Rich Paxson

In what ways is your understanding of what God requires from religious people changing? What does it mean to be a good religious person?

My duplicity seems so ingrained that when my falsity and my awareness of it occur simultaneously, then at first I see it as someone else’s. I think, did I say that? Or, did I really just agree to that contract so deeply unfair to the workers? Why did I say no so quickly when asked to say a prayer at a social event? Do I really lack the patience just to listen to what this person is saying? Did I have to honk the horn at that young driver in the intersection. Didn’t the frightened look on her face tell me something about the impact of my impatience?

Generally, I’ve thought of myself as the one searching for God’s presence. As recently as a month ago in this Discussion Forum I wrote : “The concept of progressive revelation gives me the space to discover, to learn the dimensions of the concavity of God’s presence in my life.” A month ago I searched. Now I am beginning to discover that the quest is not mine, but belongs to the Forgiving Victim who pursues me! And I, to some rich and to all no longer a young man; I cannot yet sell all that I have and follow.
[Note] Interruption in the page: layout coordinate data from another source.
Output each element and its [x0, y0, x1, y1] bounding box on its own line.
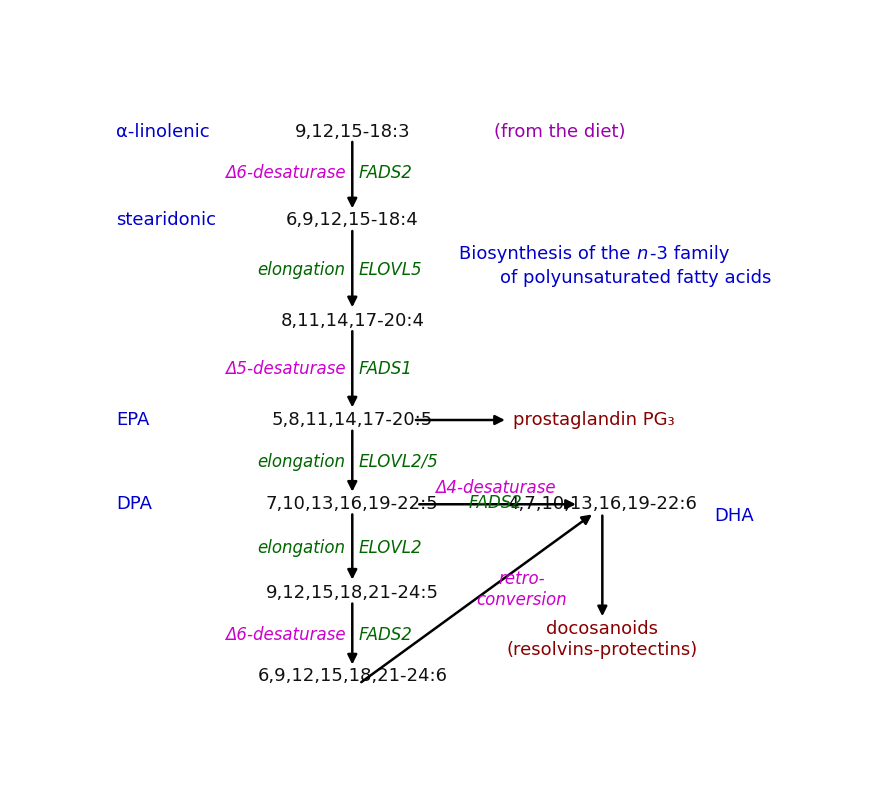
- Text: 7,10,13,16,19-22:5: 7,10,13,16,19-22:5: [266, 496, 439, 513]
- Text: prostaglandin PG₃: prostaglandin PG₃: [513, 411, 675, 429]
- Text: Biosynthesis of the: Biosynthesis of the: [459, 245, 636, 263]
- Text: Δ4-desaturase: Δ4-desaturase: [435, 479, 555, 496]
- Text: ELOVL2: ELOVL2: [359, 539, 423, 557]
- Text: of polyunsaturated fatty acids: of polyunsaturated fatty acids: [501, 270, 772, 287]
- Text: EPA: EPA: [116, 411, 149, 429]
- Text: 9,12,15,18,21-24:5: 9,12,15,18,21-24:5: [266, 584, 439, 602]
- Text: elongation: elongation: [257, 261, 345, 279]
- Text: FADS2: FADS2: [359, 164, 413, 182]
- Text: 9,12,15-18:3: 9,12,15-18:3: [295, 123, 410, 141]
- Text: stearidonic: stearidonic: [116, 212, 215, 229]
- Text: 5,8,11,14,17-20:5: 5,8,11,14,17-20:5: [272, 411, 433, 429]
- Text: 6,9,12,15-18:4: 6,9,12,15-18:4: [286, 212, 419, 229]
- Text: (from the diet): (from the diet): [494, 123, 626, 141]
- Text: FADS1: FADS1: [359, 360, 413, 378]
- Text: ELOVL5: ELOVL5: [359, 261, 423, 279]
- Text: retro-
conversion: retro- conversion: [476, 570, 567, 609]
- Text: -3 family: -3 family: [650, 245, 729, 263]
- Text: Δ5-desaturase: Δ5-desaturase: [225, 360, 345, 378]
- Text: DHA: DHA: [714, 508, 753, 526]
- Text: DPA: DPA: [116, 496, 152, 513]
- Text: elongation: elongation: [257, 453, 345, 470]
- Text: Δ6-desaturase: Δ6-desaturase: [225, 626, 345, 644]
- Text: n: n: [636, 245, 648, 263]
- Text: elongation: elongation: [257, 539, 345, 557]
- Text: FADS2: FADS2: [359, 626, 413, 644]
- Text: ELOVL2/5: ELOVL2/5: [359, 453, 439, 470]
- Text: FADS2: FADS2: [468, 494, 522, 512]
- Text: docosanoids
(resolvins-protectins): docosanoids (resolvins-protectins): [507, 620, 698, 659]
- Text: 6,9,12,15,18,21-24:6: 6,9,12,15,18,21-24:6: [257, 668, 447, 685]
- Text: α-linolenic: α-linolenic: [116, 123, 209, 141]
- Text: Δ6-desaturase: Δ6-desaturase: [225, 164, 345, 182]
- Text: 8,11,14,17-20:4: 8,11,14,17-20:4: [280, 312, 425, 330]
- Text: 4,7,10,13,16,19-22:6: 4,7,10,13,16,19-22:6: [508, 496, 698, 513]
So yes, my understanding of living a good religious life is changing. I think of the parable of the coin stamped with Caesar’s image. Jesus said render unto Caesar that which is Caesar’s; and unto God that which is God’s. The enduring image stamped onto my life is not Caesar, but the image of God. What I am discovering here is how deeply the sediment of my selfish needs have buried God’s image. And yet still, the Forgiving Victim brings the quickening rains of revelation to cut first gullies and then ravines into the flatlands of my complaisance.